Lord Carteret, who brought out his handsomely-printed and bound edition of Don Quixote in 1738, was arrested in his efforts on the eve of publication by the discovery that the engraving of Cervantes, which he desired to make his frontispiece, could not be reproduced for want of an original likeness from which to make a copy. The British Ambassador, at Madrid, instituted an energetic search in Spain, but he could find no trace of the pictures which it was known had been painted, and Lord Carteret commissioned William Kent to execute the necessary portrait. Kent followed faithfully the details which the author had revealed of his features and outward appearance in the preface to Novelas Exemplares; and in order to fend himself from any charge of deception he labelled it, “Portrait of Miguel de Cervantes by Himself.” William Kent’s imaginary portrait—a three-quarter length painting of a man in the prime of life of the stately and ultra-Spanish type of countenance, splendidly attired in ruffs and frills to resemble an exquisite of the period, has been used as the basis of all subsequent portraits of Cervantes.

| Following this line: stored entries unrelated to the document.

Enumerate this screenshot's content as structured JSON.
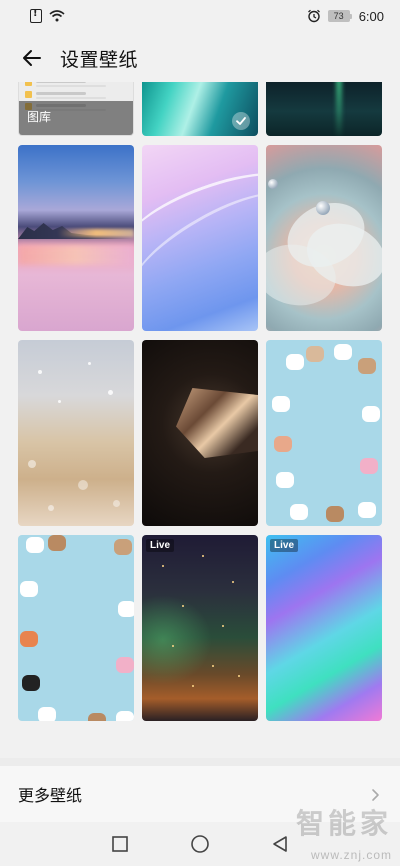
{
  "status_bar": {
    "battery_level": "73",
    "time": "6:00",
    "icons": [
      "sim-alert-icon",
      "wifi-icon",
      "alarm-icon",
      "battery-icon"
    ]
  },
  "header": {
    "title": "设置壁纸",
    "back_icon": "arrow-left-icon"
  },
  "gallery": {
    "label": "图库"
  },
  "wallpapers": [
    {
      "name": "gallery",
      "selected": false,
      "live": false
    },
    {
      "name": "aurora-teal",
      "selected": true,
      "live": false
    },
    {
      "name": "night-aurora",
      "selected": false,
      "live": false
    },
    {
      "name": "sunset-city",
      "selected": false,
      "live": false
    },
    {
      "name": "violet-ribbon",
      "selected": false,
      "live": false
    },
    {
      "name": "water-drop-flower",
      "selected": false,
      "live": false
    },
    {
      "name": "gold-glitter",
      "selected": false,
      "live": false
    },
    {
      "name": "dark-diamond",
      "selected": false,
      "live": false
    },
    {
      "name": "cute-animals-1",
      "selected": false,
      "live": false
    },
    {
      "name": "cute-animals-2",
      "selected": false,
      "live": false
    },
    {
      "name": "starry-aurora",
      "selected": false,
      "live": true
    },
    {
      "name": "holographic-gradient",
      "selected": false,
      "live": true
    }
  ],
  "live_label": "Live",
  "more": {
    "label": "更多壁纸",
    "chevron_icon": "chevron-right-icon"
  },
  "nav_bar": {
    "icons": [
      "square-recents-icon",
      "circle-home-icon",
      "triangle-back-icon"
    ]
  },
  "watermark": {
    "text": "智能家",
    "url": "www.znj.com"
  },
  "colors": {
    "background": "#f1f1f1",
    "text_primary": "#111111",
    "accent_check": "#ffffff"
  }
}
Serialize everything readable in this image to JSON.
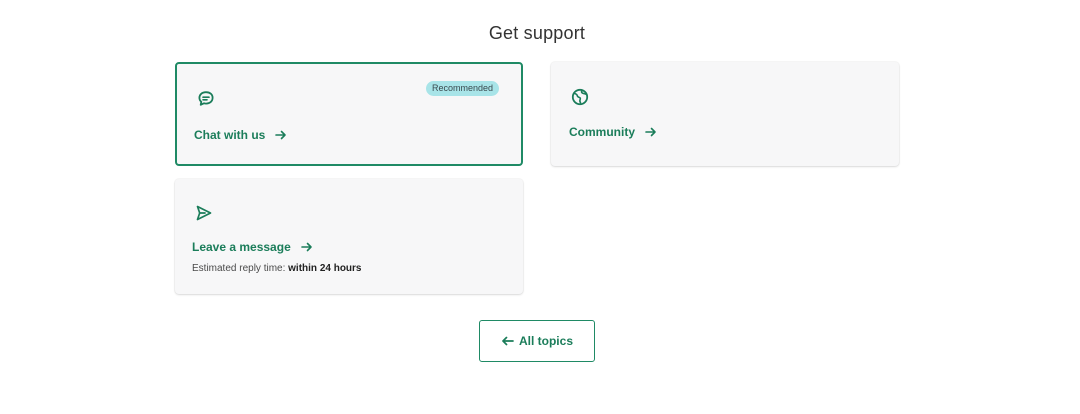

It is fanciful, somewhat ridiculous—since Cervantes never boasted purple and fine linen for his adornment—incorrect,—for the man of Lepanto’s maimed hand is represented as amputated—and generally misleading. But the conventional portrait and fanciful invention of Kent—the hooked nose, large moustache, round eyes and baby mouth—appealed to the Spanish imagination; and when, in 1780, the Spanish Academy published their own first classical edition of Don Quixote, a variant of Kent’s portrait graced the work. They declared, in the first place, that their discovery was from the brush of Alonso del Arco, but when it was pointed out that the deaf and dumb painter was not born until nine years after the death of the author, they declared it a copy of an original painted by one of Cervantes’ contemporaries. When the strong family resemblance between the Alonso de Arco portrait and that of William Kent was insisted upon, the Spanish Academy decided that the English picture was a copy of their discovered prize, and with that explanation they professed themselves entirely contented.